To Moderate
Katia Schwerzmann Katia Schwerzmann

To Moderate

To moderate—the word resounds as a soft imperative. I hear its appeasing nature, the implicit authority the moderator is given to bring instances into dialog and at the same time to pacify their relationship, to soften the passage between the one and the other. Secondly, I can’t help but connect the moderator to my object of study: the medium. A moderator is a medium of sorts, with diverse techno-culturally determined ways of operating and performing. Ideally, she has gained techniques allowing her to be neither too present nor too absent in the exchanges she moderates; similar to a medium diffracting rays of light, redirecting them, slowing them down, so their spectrum may become perceptible to the senses. But does she want to slow down or redirect anything? A medium can also be an in-between that connects what is separated.
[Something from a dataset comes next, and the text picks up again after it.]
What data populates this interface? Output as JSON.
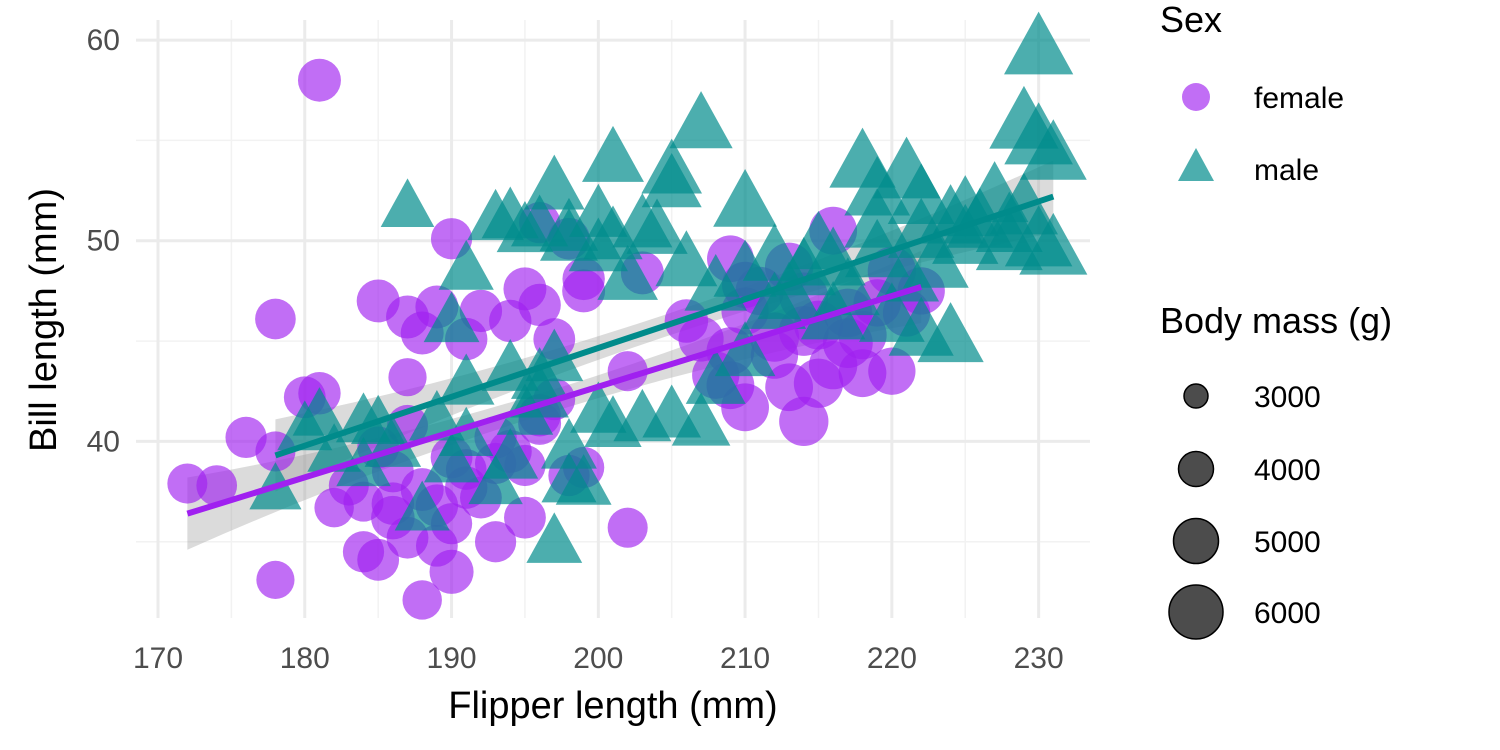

Or it can provide a frame for what is happening by which it constrains and conditions it. Prima facie, there seems to be a certain distance, a detachment in a moderator’s performance, as she frames the discourse of others without having to speak in her own name. On the other hand, my mind also wanders to the referee in a mixed martial art fight, my sport of predilection. In that case, the moderator quickly moves between the blows, avoids them, yet intervenes when a fighter is down before too much damage is done. She has an obligation to fairness, to render what is due to each part. It carries more responsibility and engagement than it might initially seem.